From the New York Post:
"Shelley told me that he tried to break up the play," Girardi said. "I saw a similar slide that he made in Toronto, a very hard slide that he went after the ball in the player's glove. I believe my player. And the way he reacted when he slid leads me to believe that that's what he was trying to do. 'Cause if there was malicious intent, I think he would have popped right up. I believe my guy."
Girardi said he didn't have a problem with the slide.
"Did his spikes go up a little high? Yes they did," he said. "Part of that could have been because he hit the base funny and then he hit him. When you hit the base funny your legs kind of go up and then if you make contact, it's going to go up. It's going to push up. You don't want to try to hurt anyone, but I believe Shelley wasn't trying to hurt anyone."
Shelley's father Dave was also on the defensive:
Cardinals pitching coach Dave Duncan, flush with the excitement of having a new million-dollar arm in camp, still has something to be furious about.

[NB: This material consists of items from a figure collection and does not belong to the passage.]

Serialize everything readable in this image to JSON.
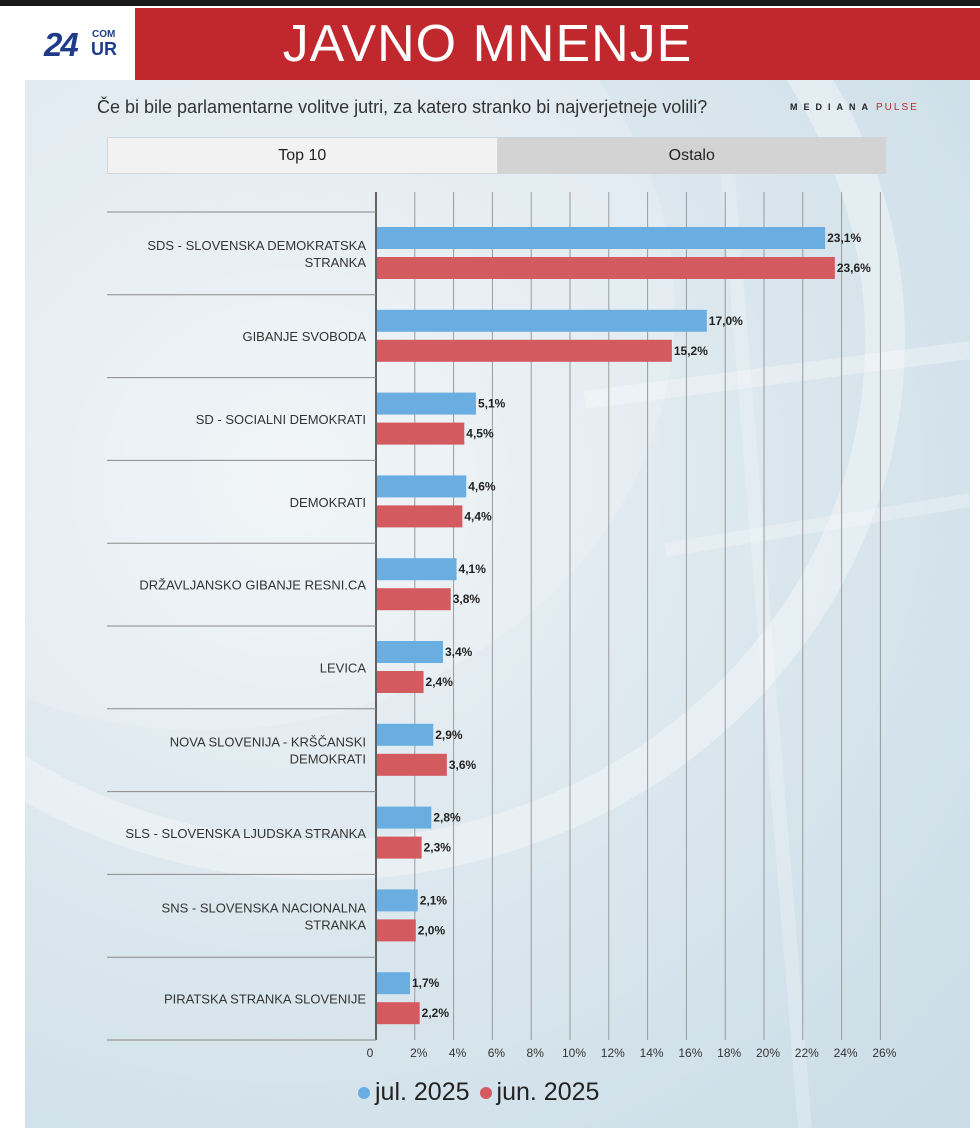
{
  "logo": {
    "number": "24",
    "com": "COM",
    "ur": "UR"
  },
  "banner": {
    "title": "JAVNO MNENJE"
  },
  "question": "Če bi bile parlamentarne volitve jutri, za katero stranko bi najverjetneje volili?",
  "brand": {
    "name": "MEDIANA",
    "pulse": "PULSE"
  },
  "tabs": [
    {
      "label": "Top 10"
    },
    {
      "label": "Ostalo"
    }
  ],
  "colors": {
    "jul": "#6aaee1",
    "jun": "#d35a5e",
    "banner": "#c0282d"
  },
  "chart_data": {
    "type": "bar",
    "orientation": "horizontal",
    "categories": [
      [
        "SDS - SLOVENSKA DEMOKRATSKA",
        "STRANKA"
      ],
      [
        "GIBANJE SVOBODA"
      ],
      [
        "SD - SOCIALNI DEMOKRATI"
      ],
      [
        "DEMOKRATI"
      ],
      [
        "DRŽAVLJANSKO GIBANJE RESNI.CA"
      ],
      [
        "LEVICA"
      ],
      [
        "NOVA SLOVENIJA - KRŠČANSKI",
        "DEMOKRATI"
      ],
      [
        "SLS - SLOVENSKA LJUDSKA STRANKA"
      ],
      [
        "SNS - SLOVENSKA NACIONALNA",
        "STRANKA"
      ],
      [
        "PIRATSKA STRANKA SLOVENIJE"
      ]
    ],
    "series": [
      {
        "name": "jul. 2025",
        "values": [
          23.1,
          17.0,
          5.1,
          4.6,
          4.1,
          3.4,
          2.9,
          2.8,
          2.1,
          1.7
        ],
        "labels": [
          "23,1%",
          "17,0%",
          "5,1%",
          "4,6%",
          "4,1%",
          "3,4%",
          "2,9%",
          "2,8%",
          "2,1%",
          "1,7%"
        ]
      },
      {
        "name": "jun. 2025",
        "values": [
          23.6,
          15.2,
          4.5,
          4.4,
          3.8,
          2.4,
          3.6,
          2.3,
          2.0,
          2.2
        ],
        "labels": [
          "23,6%",
          "15,2%",
          "4,5%",
          "4,4%",
          "3,8%",
          "2,4%",
          "3,6%",
          "2,3%",
          "2,0%",
          "2,2%"
        ]
      }
    ],
    "x_ticks": [
      0,
      2,
      4,
      6,
      8,
      10,
      12,
      14,
      16,
      18,
      20,
      22,
      24,
      26
    ],
    "x_tick_labels": [
      "0",
      "2%",
      "4%",
      "6%",
      "8%",
      "10%",
      "12%",
      "14%",
      "16%",
      "18%",
      "20%",
      "22%",
      "24%",
      "26%"
    ],
    "xlim": [
      0,
      26
    ],
    "grid": true,
    "legend": "bottom-center"
  }
}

The slow-burn coach, the longest serving pitching coach in baseball history, was irate with how son, Yankees first baseman Shelley Duncan, has been described after a slide that erupted the rivalry between Tampa Bay and the Yanks this past week.
“Borderline criminal” was how one baseball official put it.
And Duncan was simmering before his kid’s suspension was announced Friday.
“I don’t like the comments being made,” Papa Duncan told the media Thursday before discussing the pending arrival of Kyle Lohse. “He plays the game hard. He plays to win. He plays the way you want everybody to play.”